Filistin Yönetimi neden İsrail ile ilişkilerini dondurma kararından geri adım attı?

Kararın ilk nedeni, Biden’a yönelik bir iyi niyet göstergesi olmasıdır

Filistin ekonomisi neredeyse felç olmuş durumda (AFP)
Filistin ekonomisi neredeyse felç olmuş durumda (AFP)
TT

Filistin Yönetimi neden İsrail ile ilişkilerini dondurma kararından geri adım attı?
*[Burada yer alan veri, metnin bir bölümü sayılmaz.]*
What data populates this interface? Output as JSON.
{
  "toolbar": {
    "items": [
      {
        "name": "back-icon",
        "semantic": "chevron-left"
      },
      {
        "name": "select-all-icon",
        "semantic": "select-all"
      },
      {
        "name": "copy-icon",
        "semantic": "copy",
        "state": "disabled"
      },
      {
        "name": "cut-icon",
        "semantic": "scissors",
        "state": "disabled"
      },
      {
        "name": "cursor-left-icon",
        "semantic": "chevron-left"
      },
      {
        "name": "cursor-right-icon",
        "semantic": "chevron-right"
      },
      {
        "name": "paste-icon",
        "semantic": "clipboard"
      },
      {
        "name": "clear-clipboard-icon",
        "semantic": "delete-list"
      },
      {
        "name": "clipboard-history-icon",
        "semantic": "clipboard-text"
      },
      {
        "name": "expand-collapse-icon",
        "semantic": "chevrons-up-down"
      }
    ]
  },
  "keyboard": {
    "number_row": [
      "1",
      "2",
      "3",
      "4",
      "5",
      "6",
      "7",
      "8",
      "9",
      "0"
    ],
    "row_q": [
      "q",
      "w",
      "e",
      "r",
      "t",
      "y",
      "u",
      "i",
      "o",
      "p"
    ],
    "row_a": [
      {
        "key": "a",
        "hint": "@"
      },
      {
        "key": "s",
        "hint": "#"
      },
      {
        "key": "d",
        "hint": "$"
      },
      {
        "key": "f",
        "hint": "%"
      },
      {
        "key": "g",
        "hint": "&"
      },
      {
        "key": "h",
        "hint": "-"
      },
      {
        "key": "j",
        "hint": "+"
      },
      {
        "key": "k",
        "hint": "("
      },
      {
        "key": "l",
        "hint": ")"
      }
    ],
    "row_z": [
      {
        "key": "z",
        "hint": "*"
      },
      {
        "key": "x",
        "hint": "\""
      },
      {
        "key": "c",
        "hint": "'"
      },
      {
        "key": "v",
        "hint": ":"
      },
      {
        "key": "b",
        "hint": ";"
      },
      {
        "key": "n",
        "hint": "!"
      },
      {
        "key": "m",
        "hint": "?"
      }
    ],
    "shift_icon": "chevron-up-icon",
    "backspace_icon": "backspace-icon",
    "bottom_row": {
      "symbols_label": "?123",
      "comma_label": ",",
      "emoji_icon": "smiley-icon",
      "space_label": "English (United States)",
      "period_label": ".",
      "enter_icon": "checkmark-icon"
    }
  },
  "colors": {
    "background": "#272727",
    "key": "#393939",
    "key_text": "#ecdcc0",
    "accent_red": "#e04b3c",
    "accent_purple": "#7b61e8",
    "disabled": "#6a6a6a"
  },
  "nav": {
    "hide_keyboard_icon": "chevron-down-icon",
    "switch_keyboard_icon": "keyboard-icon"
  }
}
Filistin ekonomisi neredeyse felç olmuş durumda (AFP)
Filistin ekonomisi neredeyse felç olmuş durumda (AFP)

Halil Musa
Filistin Yönetimi’nin yeniden İsrail ile ilişkilere başlamasına yönelik kamuoyunun artan eleştiriler, Filistin Başbakanı Muhammed İşttiye’yi, Tel Aviv ile ilişkilerin ‘ne güvenlik ne de mali’ ilişkiler olmadığını, ancak ‘özgürlüklerini isteyen ve işgalden kurtuluş mücadelesi veren işgal altındaki bir halkın ilişkisi’ olduğunu söylemeye itti.
Filistin Yönetimi'nin altı ay önce İsrail ile tüm ilişkilerini dondurma kararından geri adım atması, ‘doğduğu ve gölgesinde yaşadığı kuluçka makinesine bir geri dönüş’ anlamına gelirken ‘bu güvenlik, ekonomik ve medeni ilişkinin, insan bedeninin ihtiyaç duyduğu oksijenle gibi’ olduğu düşünülüyor.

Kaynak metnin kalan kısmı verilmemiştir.